Probably Bite My Fire. It was the first I wrote in the series, but I learned so much after publishing Biting Nixie that I went back and rewrote Fire. Then my editor had more changes and I did another rewrite on the beginning three chapters. Of all my books, I think Fire was the one that I most had to use technique rather than muse.
 

As an author, what makes a book great in your eyes?
Half is clean vivid prose. Dorothy Dunnett can do more with a single character gesture than most authors can in a whole chapter. The other half is compelling story, but compelling is mostly dictated by a reader's personal taste.
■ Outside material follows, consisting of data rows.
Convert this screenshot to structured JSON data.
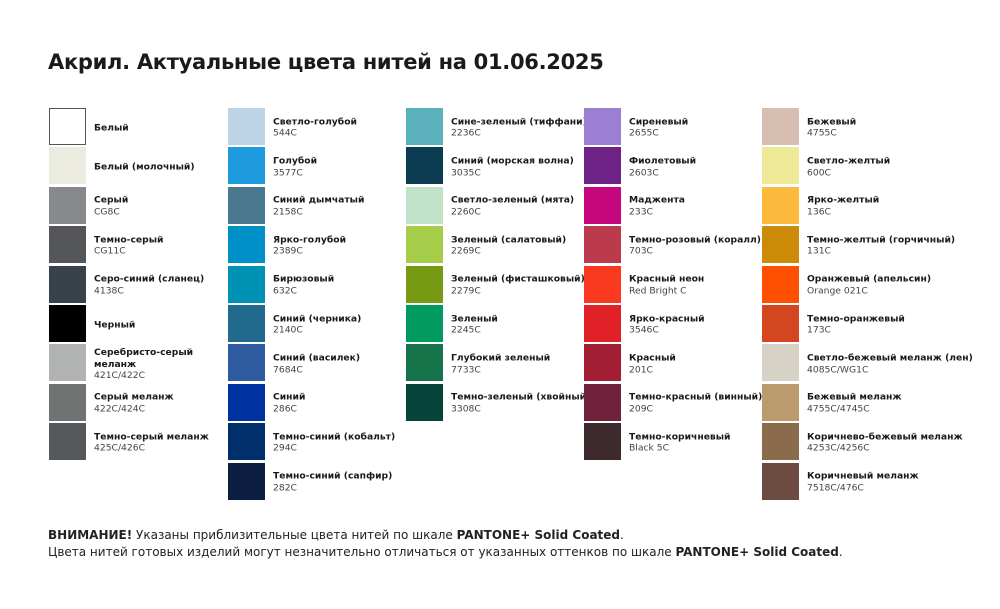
{
  "title": "Акрил. Актуальные цвета нитей на 01.06.2025",
  "columns": [
    [
      {
        "name": "Белый",
        "code": "",
        "color": "#ffffff"
      },
      {
        "name": "Белый (молочный)",
        "code": "",
        "color": "#ebebe0"
      },
      {
        "name": "Серый",
        "code": "CG8C",
        "color": "#88898c"
      },
      {
        "name": "Темно-серый",
        "code": "CG11C",
        "color": "#55565a"
      },
      {
        "name": "Серо-синий (сланец)",
        "code": "4138C",
        "color": "#37424a"
      },
      {
        "name": "Черный",
        "code": "",
        "color": "#000000"
      },
      {
        "name": "Серебристо-серый меланж",
        "code": "421C/422C",
        "color": "#b1b3b3"
      },
      {
        "name": "Серый меланж",
        "code": "422C/424C",
        "color": "#707372"
      },
      {
        "name": "Темно-серый меланж",
        "code": "425C/426C",
        "color": "#54585a"
      }
    ],
    [
      {
        "name": "Светло-голубой",
        "code": "544C",
        "color": "#bcd4e6"
      },
      {
        "name": "Голубой",
        "code": "3577C",
        "color": "#1e9ade"
      },
      {
        "name": "Синий дымчатый",
        "code": "2158C",
        "color": "#4a788f"
      },
      {
        "name": "Ярко-голубой",
        "code": "2389C",
        "color": "#0090c8"
      },
      {
        "name": "Бирюзовый",
        "code": "632C",
        "color": "#0092b4"
      },
      {
        "name": "Синий (черника)",
        "code": "2140C",
        "color": "#216a8e"
      },
      {
        "name": "Синий (василек)",
        "code": "7684C",
        "color": "#2f5ca0"
      },
      {
        "name": "Синий",
        "code": "286C",
        "color": "#0033a0"
      },
      {
        "name": "Темно-синий (кобальт)",
        "code": "294C",
        "color": "#002f6c"
      },
      {
        "name": "Темно-синий (сапфир)",
        "code": "282C",
        "color": "#0c1f43"
      }
    ],
    [
      {
        "name": "Сине-зеленый (тиффани)",
        "code": "2236C",
        "color": "#5ab1bc"
      },
      {
        "name": "Синий (морская волна)",
        "code": "3035C",
        "color": "#0b3c52"
      },
      {
        "name": "Светло-зеленый (мята)",
        "code": "2260C",
        "color": "#c0e2c8"
      },
      {
        "name": "Зеленый (салатовый)",
        "code": "2269C",
        "color": "#a6cd4a"
      },
      {
        "name": "Зеленый (фисташковый)",
        "code": "2279C",
        "color": "#779a14"
      },
      {
        "name": "Зеленый",
        "code": "2245C",
        "color": "#009a5e"
      },
      {
        "name": "Глубокий зеленый",
        "code": "7733C",
        "color": "#157249"
      },
      {
        "name": "Темно-зеленый (хвойный)",
        "code": "3308C",
        "color": "#06443a"
      }
    ],
    [
      {
        "name": "Сиреневый",
        "code": "2655C",
        "color": "#9b7fd2"
      },
      {
        "name": "Фиолетовый",
        "code": "2603C",
        "color": "#6f2286"
      },
      {
        "name": "Маджента",
        "code": "233C",
        "color": "#c6077e"
      },
      {
        "name": "Темно-розовый (коралл)",
        "code": "703C",
        "color": "#bb3a4c"
      },
      {
        "name": "Красный неон",
        "code": "Red Bright C",
        "color": "#f93a20"
      },
      {
        "name": "Ярко-красный",
        "code": "3546C",
        "color": "#e02127"
      },
      {
        "name": "Красный",
        "code": "201C",
        "color": "#a21e32"
      },
      {
        "name": "Темно-красный (винный)",
        "code": "209C",
        "color": "#70203a"
      },
      {
        "name": "Темно-коричневый",
        "code": "Black 5C",
        "color": "#3c2a2d"
      }
    ],
    [
      {
        "name": "Бежевый",
        "code": "4755C",
        "color": "#d6bfb1"
      },
      {
        "name": "Светло-желтый",
        "code": "600C",
        "color": "#eee996"
      },
      {
        "name": "Ярко-желтый",
        "code": "136C",
        "color": "#fbba3b"
      },
      {
        "name": "Темно-желтый (горчичный)",
        "code": "131C",
        "color": "#cb8a07"
      },
      {
        "name": "Оранжевый (апельсин)",
        "code": "Orange 021C",
        "color": "#fe5000"
      },
      {
        "name": "Темно-оранжевый",
        "code": "173C",
        "color": "#d4461f"
      },
      {
        "name": "Светло-бежевый меланж (лен)",
        "code": "4085C/WG1C",
        "color": "#d6d2c6"
      },
      {
        "name": "Бежевый меланж",
        "code": "4755C/4745C",
        "color": "#b99b6d"
      },
      {
        "name": "Коричнево-бежевый меланж",
        "code": "4253C/4256C",
        "color": "#8a6b4c"
      },
      {
        "name": "Коричневый меланж",
        "code": "7518C/476C",
        "color": "#6c4b41"
      }
    ]
  ],
  "note": {
    "line1_bold": "ВНИМАНИЕ!",
    "line1_text": " Указаны приблизительные цвета нитей по шкале ",
    "line1_scale": "PANTONE+ Solid Coated",
    "line1_end": ".",
    "line2_text": "Цвета нитей готовых изделий могут незначительно отличаться от указанных оттенков по шкале ",
    "line2_scale": "PANTONE+ Solid Coated",
    "line2_end": "."
  }
}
What advice would you give to the new/unpublished author?
Write the story inside you that demands to be told. Then put it away and write another. Take out the first after you've forgotten what you wrote. Read it like a reader, not the author. Mark the places you're uncomfortable. You may not know how to fix them right away, but it's the first step in learning the vital art of self-editing.

“Never give up” is great advice too, but I think superfluous. If you're an author, you can't give up. You're always writing, if only telling yourself stories in your head.

Oh, and make a card that says “SUCCESS” and post it where you can see it. That's you, baby.

What are three things you wish you’d known before you began your writing career?
How about the three things I wish I hadn't known? :)  When you're published you have to deal with negative reviews, marketing yourself, and challenging yourself to get better at your craft every day. I knew all that and wondered if I would be up to it, which scared me, which really ended up making me doubt myself and my writing. Which I think delayed my getting published at least a decade.

The fact is, you'll learn what you need and do what you need to in order to reach your readers. In the context of reaching readers, it all becomes much less frightening. It's a lot of hard work (and negative reviews still blow), but understandable, good work.

If someone wrote a biography about you, what should the title be?
The Introverted Performer

Is there anything you would like to ask your readers?
Dear Reader: What makes a story memorable to you?